2. Le moyen tiré par le ministre de ce que le mariage de M. C et de Mme D a été conclu à des fins étrangères à l'intention matrimoniale paraît, en l'état de l'instruction, sérieux et de nature à justifier l'annulation du jugement attaqué. Aucun des moyens invoqués par les intimés en première instance n'est par ailleurs de nature à entraîner l'annulation de la décision de la commission de recours contre les refus de visa d'entrée en France. En conséquence, il y a lieu d'ordonner le sursis à l'exécution du jugement n° 2200787 du 23 mai 2022 du tribunal administratif de Nantes.

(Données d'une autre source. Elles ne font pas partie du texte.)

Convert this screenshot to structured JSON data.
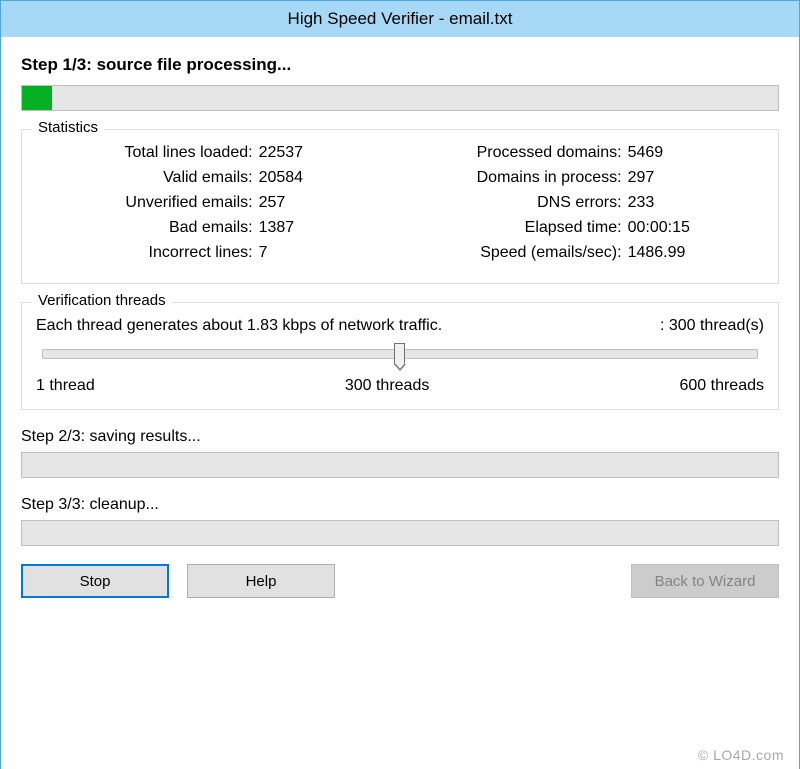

3. Par suite, les conclusions présentées par M. C et Mme D épouse C au titre de l'article L. 761-1 du code de justice administrative et leurs conclusions à fin d'injonction ne peuvent qu'être rejetées.

DECIDE :

Article 1er : Jusqu'à ce qu'il ait été statué sur la requête formée par le ministre de l'intérieur et des outre-mer contre le jugement n° 2200787 du 23 mai 2022 du tribunal administratif de Nantes, il sera sursis à l'exécution de ce jugement.

Article 2 : Les conclusions présentées par M. C et Mme D épouse C au titre de l'article L. 761-1 du code de justice administrative ainsi que leurs conclusions à fin d'injonction sont rejetées.

Article 3 : Le présent arrêt sera notifié au ministre de l'intérieur et des outre-mer et à Mme B D épouse C et M. A C.

Rendu public par mise à disposition au greffe le 30 septembre 2022.

Le président -rapporteur

Alain PEREZ

La greffière,

Aline LEMEE

.

La République mande et ordonne au ministre de l'intérieur et des outre-mer en ce qui le concerne, et à tous commissaires de justice à ce requis en ce qui concerne les voies de droit commun contre les parties privées, de pourvoir à l'exécution de la présente décision.